By Tom Philpott Military Update
If Congress blocks Defense Department plans to raise Tricare fees for military retirees and beneficiary co-pays on drug prescriptions filled off base, the services will make even deeper cuts in force strength than now planned, the military’s top health official told lawmakers Tuesday.
“Given the constraints of the Budget Control Act, if no adjustments are made in Tricare fees and we don’t achieve $12 billion-plus in savings over the (five-year defense plan), additional force structure cuts will need to be made,” Dr. Jonathan Woodson, assistant secretary of defense for health affairs, told the House subcommittee on military personnel. That’s the reality “everyone needs to understand in these very difficult times,” he said.
Woodson and his boss, Jo Ann Rooney, acting under secretary of defense for personnel and readiness, defended the proposed 2013 personnel budget, including Tricare fee increases, during a surprisingly brief hearing that included bursts of criticism from Republicans on the subcommittee.
Rep. Joe Wilson, R-S.C., subcommittee chairman, challenged the mantra of military leaders in recent weeks, including Defense Secretary Leon Panetta and Army Gen. Martin Dempsey, chairman of the Joint Chiefs, that the 2013 budget “keeps faith” with service members and their families.
Wilson warned that a proposed cut in active duty strength of more than 100,000 personnel over five years will “exact a human cost on our military families. The loss of the skills and experience … will directly diminish our combat capability when it is very likely we will continue to be engaged in conflict (with) enemies who dream of a long war.”
But, Wilson said, “the most disturbing budget proposals are the increases in health care premiums. And the increases are up to 340 percent” for some, he said, a reference to phased increases over five years targeting retirees who draw more than $45,178 a year in retired pay.
Rep. Austin Scott, R-Ga., a freshman House member, called the fee increases eyed for Tricare Prime, the managed care option, “draconian.” And then he struck a theme being adopted by several Republicans, that federal civilian employees, too, should shoulder higher health fees.
The administration, Scott said, holds “a general belief … that health care should be free for everybody other than the people in the military.”
In fact, federal civilians pay substantial monthly premiums for health insurance, and the premiums increase yearly with health care costs. In answering Scott, however, Rooney simply noted that most Tricare fees have been frozen since at least 1996. Last October, Prime enrollment fees for working-age retirees were raised by $60 a year and also indexed to inflation.
Rooney explained, too, that military leaders were involved in shaping the proposed fee increases and strongly support the planned increases.
In a Jan. 25 letter to the armed services committees, every member of the Joint Chiefs as well as seven senior enlisted advisers endorsed the compensation “reforms” in the 2013 budget request. The letter called the proposed Tricare fees and deductibles “comparatively moderate” and the higher pharmacy co-pays as trending “toward market rates.” And beneficiary costs will “remain substantially less than those in the private sector.”
Wilson said he respected their views but isn’t persuaded by them.
“We have a military that certainly follows the executive branch,” he told me. “I wouldn’t second guess that at all.

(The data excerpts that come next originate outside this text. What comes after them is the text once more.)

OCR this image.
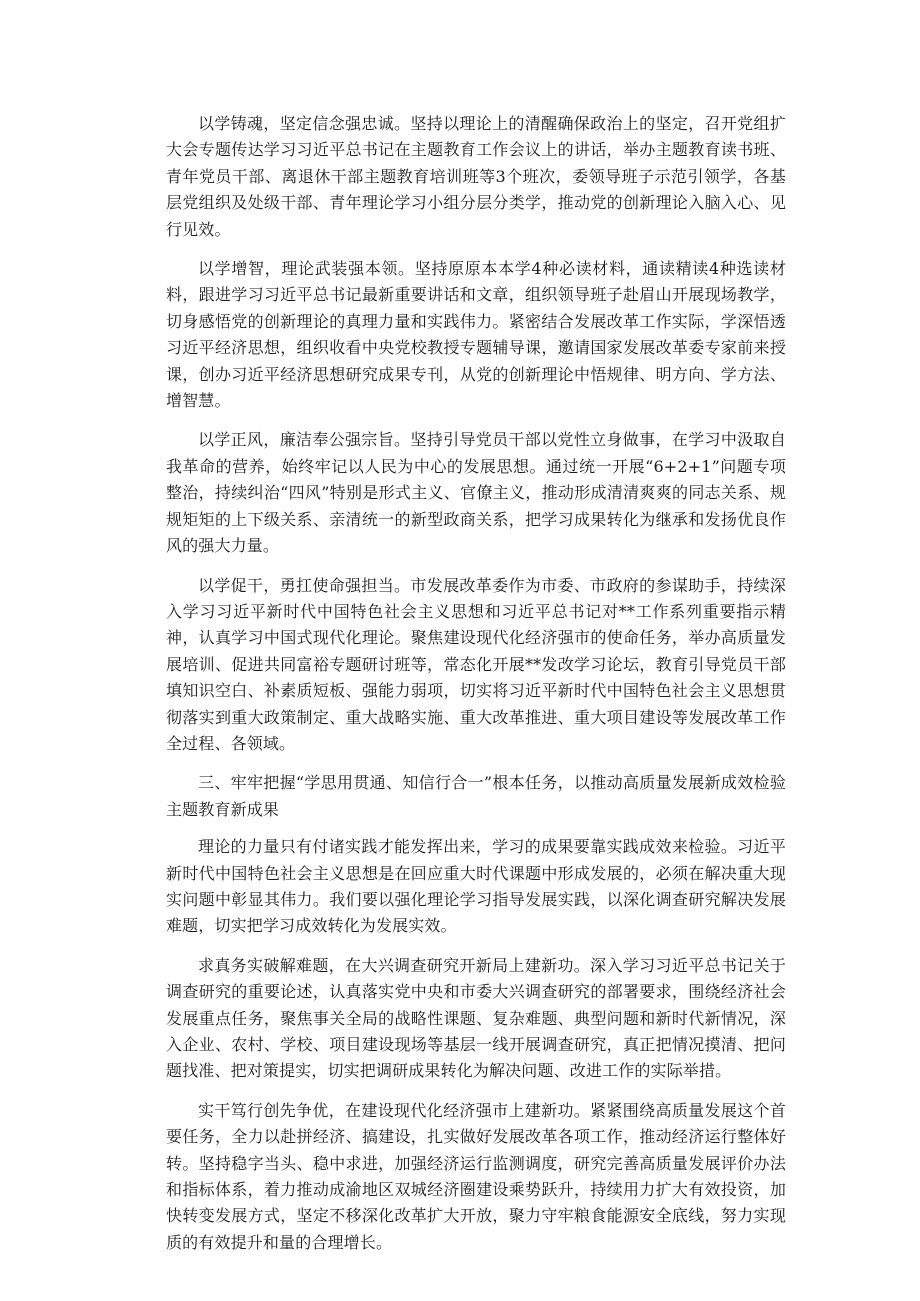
以学铸魂，坚定信念强忠诚。坚持以理论上的清醒确保政治上的坚定，召开党组扩大会专题传达学习习近平总书记在主题教育工作会议上的讲话，举办主题教育读书班、青年党员干部、离退休干部主题教育培训班等3个班次，委领导班子示范引领学，各基层党组织及处级干部、青年理论学习小组分层分类学，推动党的创新理论入脑入心、见行见效。

以学增智，理论武装强本领。坚持原原本本学4种必读材料，通读精读4种选读材料，跟进学习习近平总书记最新重要讲话和文章，组织领导班子赴眉山开展现场教学，切身感悟党的创新理论的真理力量和实践伟力。紧密结合发展改革工作实际，学深悟透习近平经济思想，组织收看中央党校教授专题辅导课，邀请国家发展改革委专家前来授课，创办习近平经济思想研究成果专刊，从党的创新理论中悟规律、明方向、学方法、增智慧。

以学正风，廉洁奉公强宗旨。坚持引导党员干部以党性立身做事，在学习中汲取自我革命的营养，始终牢记以人民为中心的发展思想。通过统一开展“6+2+1”问题专项整治，持续纠治“四风”特别是形式主义、官僚主义，推动形成清清爽爽的同志关系、规规矩矩的上下级关系、亲清统一的新型政商关系，把学习成果转化为继承和发扬优良作风的强大力量。

以学促干，勇扛使命强担当。市发展改革委作为市委、市政府的参谋助手，持续深入学习习近平新时代中国特色社会主义思想和习近平总书记对**工作系列重要指示精神，认真学习中国式现代化理论。聚焦建设现代化经济强市的使命任务，举办高质量发展培训、促进共同富裕专题研讨班等，常态化开展**发改学习论坛，教育引导党员干部填知识空白、补素质短板、强能力弱项，切实将习近平新时代中国特色社会主义思想贯彻落实到重大政策制定、重大战略实施、重大改革推进、重大项目建设等发展改革工作全过程、各领域。

三、牢牢把握“学思用贯通、知信行合一”根本任务，以推动高质量发展新成效检验主题教育新成果

理论的力量只有付诸实践才能发挥出来，学习的成果要靠实践成效来检验。习近平新时代中国特色社会主义思想是在回应重大时代课题中形成发展的，必须在解决重大现实问题中彰显其伟力。我们要以强化理论学习指导发展实践，以深化调查研究解决发展难题，切实把学习成效转化为发展实效。

求真务实破解难题，在大兴调查研究开新局上建新功。深入学习习近平总书记关于调查研究的重要论述，认真落实党中央和市委大兴调查研究的部署要求，围绕经济社会发展重点任务，聚焦事关全局的战略性课题、复杂难题、典型问题和新时代新情况，深入企业、农村、学校、项目建设现场等基层一线开展调查研究，真正把情况摸清、把问题找准、把对策提实，切实把调研成果转化为解决问题、改进工作的实际举措。

实干笃行创先争优，在建设现代化经济强市上建新功。紧紧围绕高质量发展这个首要任务，全力以赴拼经济、搞建设，扎实做好发展改革各项工作，推动经济运行整体好转。坚持稳字当头、稳中求进，加强经济运行监测调度，研究完善高质量发展评价办法和指标体系，着力推动成渝地区双城经济圈建设乘势跃升，持续用力扩大有效投资，加快转变发展方式，坚定不移深化改革扩大开放，聚力守牢粮食能源安全底线，努力实现质的有效提升和量的合理增长。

They are good soldiers.”
In explaining the need for Tricare fee increases, Rooney and Woodson echoed Panetta and other senior officials who point critics to the deal reached last year between Democrats and Republicans to cut defense spending by $487 billion over 10 years, and more than half of that in just five years. That deal became law in the Budget Control Act.
Robert Hale, Defense Department comptroller, said steps to control personnel costs, including a plan to trim active duty raises for three years starting January 2015, must be judged “in the context of a congressional requirement that we take $259 billion out” of defense by 2017.
Without “that requirement, we probably wouldn’t be making this recommendation,” Hale said. “In that context, if we choose to entirely exempt personnel, military pay and benefits, we’re going to have to make much larger cuts in force structure, and we don’t want to do that.”
Wilson doesn’t want to cut force structure at all, as he made clear in opening remarks at the hearing. He promised another hearing in March, solely on health care, and with testimony from beneficiary advocates.
The panel chairman told me he wants to hear from “people who are impacted and also people who have expertise on the issues … I fully believe we’re going to find out that there has been a commitment made to retirees and we need to stand by that commitment.”
To sideline fee increases, Wilson needs to find other ways to save billions of defense dollars. A source said that’s why he’s been pressing defense officials for results of two recent studies, one on military health care governance, by an internal task force, and another by John Baldacci, former governor of Maine. Baldacci was hired a year ago by the Pentagon’s manpower chief to study military health care and propose efficiencies.
Last week, for internal media, Woodson outlined a new health care governance scheme but cancelled plans to do so for military trade press and armed services committee staffers. The plan involves establishing a new Defense Health Agency that would streamline supply purchases and other common support functions across the Army, Navy and Air Force medical commands. But those commands would continue to operate separately.
Language in last year’s defense bill places a hold on any major reorganization of military health care until the plan is presented to the U.S. comptroller general and its projected cost savings verified.